Leituras & Tonturas
Há uma lepra que alastra entre alguns dos Espíritos Portugueses mais respeitados, que vem dando o futebol como responsável de todos os males do País. Primeiro foi o desvio do trabalho, depois a substituição do empenhamento cívico, hoje, num artigo de Vasco Graça Moura que merece ser lido, da concorrência que diminuiria a leitura. Lembro aliás, a saída preconceituosa com que num mítico programa televisivo da minha adolescência, «A Visita da Cornélia», Fernando Ribeiro de Melo calou uma boca de Fialho Gouveia em que se amalgamava no mesmo nome um futebolista e um escritor, dizendo que «não tinha a cultura nos pés». Agora, no «DN» o Tradutor de Dante defende a diminuição da cobertura televisiva do futebol, bem como o recambiar dos programas respectivos para horários menos nobres, utilisando-se os momentos mais vistos para despertar interesse pelos livros.
Creio que é uma falsa questão. Dever-se-ia começar, na escola, pela exigência de leitura de títulos importantes de que VGM também fala, mas expressa na absorção de obras completas e não de capítulos salteados, tantas vezes em acesso por fotocópias, ou recebidos em segunda mão, por resumos a pensar no ponto.
E quanto ao futebol, o interesse que as pessoas por ele demonstram é consequência e não causa das pechas que são apontadas as portugueses. Saturados de trabalhos ou estudos pouco motivantes, procuram a compensação no momento agónico da bola e das suas alegrias. E, desiludidos com uma classe política que, maioritariamente, não é merecedora de afectos, transferem-no para os jogadores, de quem, ao menos, ainda esperam alguma coisa.
A televisão pode servir, sim, como veículo para despertar o interesse leitor, mas por que não conjugando-a com o futebol?
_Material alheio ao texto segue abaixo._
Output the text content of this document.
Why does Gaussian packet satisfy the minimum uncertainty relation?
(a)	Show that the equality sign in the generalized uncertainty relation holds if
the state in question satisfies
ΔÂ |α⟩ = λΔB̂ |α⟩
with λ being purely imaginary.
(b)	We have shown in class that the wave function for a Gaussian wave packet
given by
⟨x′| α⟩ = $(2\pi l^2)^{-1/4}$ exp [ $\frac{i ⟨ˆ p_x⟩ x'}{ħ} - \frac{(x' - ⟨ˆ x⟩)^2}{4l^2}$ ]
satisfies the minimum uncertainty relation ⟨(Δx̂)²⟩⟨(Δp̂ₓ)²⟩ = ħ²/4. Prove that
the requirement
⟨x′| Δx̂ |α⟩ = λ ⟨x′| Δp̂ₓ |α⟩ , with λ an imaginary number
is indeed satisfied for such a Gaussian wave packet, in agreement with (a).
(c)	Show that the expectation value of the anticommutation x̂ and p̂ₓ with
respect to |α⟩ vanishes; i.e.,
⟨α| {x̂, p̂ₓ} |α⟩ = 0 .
Por que não começar por chamar a atenção para os bons escritos que há sobre desporto, como meio de estender o interesse ao livro?
O desporto nunca foi inimigo da literatura. A melhor da Europa começou, até, pela celebração dos feitos dos atletas, nas odes de Píndaro. Bem sei que hoje não abundam os Píndaros. E talvez aí resida o mal. Mas aqueles que têm algum engenho e arte podiam bem esforçar-se por ir ao encontro do interesse do público, em vez de tentar tocá-lo, quais boiadeiros.
10 Comments:
At 11:40 AM, Anonymous said…
Tem razão, Paulo. Lembro-me de, já há tempos, ter lido que "A Bola" tinha feito mais contra o analfabetismo funcional do que quaisquer outras leituras ou programas, mantendo, ainda, a desejável ponte entre a diáspora e a terra natal. Além disso o adepto sente-se parte do jogo e as vitórias podem constituir oásis de alegria, neste imenso deserto de tristezas e incertezas em que nos transformámos.
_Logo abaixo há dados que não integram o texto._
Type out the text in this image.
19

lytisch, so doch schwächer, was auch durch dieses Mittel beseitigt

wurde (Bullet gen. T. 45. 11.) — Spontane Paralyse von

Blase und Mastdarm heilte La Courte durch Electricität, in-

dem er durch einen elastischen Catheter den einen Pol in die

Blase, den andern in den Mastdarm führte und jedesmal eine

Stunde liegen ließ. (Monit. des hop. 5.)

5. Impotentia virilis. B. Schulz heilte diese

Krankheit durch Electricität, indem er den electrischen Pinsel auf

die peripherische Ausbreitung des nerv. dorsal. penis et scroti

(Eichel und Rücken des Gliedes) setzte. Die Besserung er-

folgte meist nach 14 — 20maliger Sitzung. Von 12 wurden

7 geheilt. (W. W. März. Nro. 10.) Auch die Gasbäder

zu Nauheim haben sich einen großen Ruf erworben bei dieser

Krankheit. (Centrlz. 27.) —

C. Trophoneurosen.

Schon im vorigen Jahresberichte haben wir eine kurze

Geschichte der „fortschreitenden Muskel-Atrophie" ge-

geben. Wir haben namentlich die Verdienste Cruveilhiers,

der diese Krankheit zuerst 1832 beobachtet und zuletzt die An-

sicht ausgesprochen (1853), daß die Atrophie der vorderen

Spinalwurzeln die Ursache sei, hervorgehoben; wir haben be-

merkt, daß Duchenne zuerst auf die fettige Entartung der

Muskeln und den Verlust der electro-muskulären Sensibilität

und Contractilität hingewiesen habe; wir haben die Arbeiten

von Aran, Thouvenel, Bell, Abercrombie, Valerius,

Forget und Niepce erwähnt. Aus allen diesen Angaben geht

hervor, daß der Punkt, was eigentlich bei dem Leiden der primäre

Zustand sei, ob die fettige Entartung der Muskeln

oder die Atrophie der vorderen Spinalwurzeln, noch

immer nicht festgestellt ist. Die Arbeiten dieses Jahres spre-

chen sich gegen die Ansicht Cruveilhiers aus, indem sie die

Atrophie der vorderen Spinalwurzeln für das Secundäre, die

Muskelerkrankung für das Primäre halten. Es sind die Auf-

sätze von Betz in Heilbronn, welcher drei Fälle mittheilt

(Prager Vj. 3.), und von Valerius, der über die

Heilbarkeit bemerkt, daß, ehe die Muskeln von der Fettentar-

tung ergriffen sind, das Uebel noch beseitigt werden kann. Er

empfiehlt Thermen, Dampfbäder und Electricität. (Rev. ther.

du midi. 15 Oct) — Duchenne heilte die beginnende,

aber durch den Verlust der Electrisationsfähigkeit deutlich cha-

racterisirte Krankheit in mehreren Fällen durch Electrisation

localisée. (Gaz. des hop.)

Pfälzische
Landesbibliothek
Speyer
Nas escolas, onde tudo começa, temos que repensar tudo de novo; é ali que temos que construir fortes alicerces que sustentem o edifício
da nossa tão adiada prosperidade. Mas aí parece que os comparsas não se entendem.
At 11:51 AM, Anonymous said…
Concordo plenamente.
At 3:05 PM, Jagoz said…
Totalmente de acordo.
Em bom rigor, parece-me que essas atoardas verrinosas acerca do pontapé na bola pretendem mais ser, em muitos casos, afirmações de auto-elogio e de pública proclamação de pertença. Serão uma espécie de senha-e-contrasenha para se entrar num «clube do bolinha» (sem bola, bem visto) de pretensões intelectuais - ou melhor, para se dar a entender que se pretende a esse clube. Passa por entender que há um divórcio insanável entre futebol e os neurónios. O que, não sendo necessariamente falso, não é necessariamente verdade.
At 3:07 PM, Jagoz said…
«pertence» e não «pretende».
Corrigido o erro. Deve ser a bola a subir-me à cabeça.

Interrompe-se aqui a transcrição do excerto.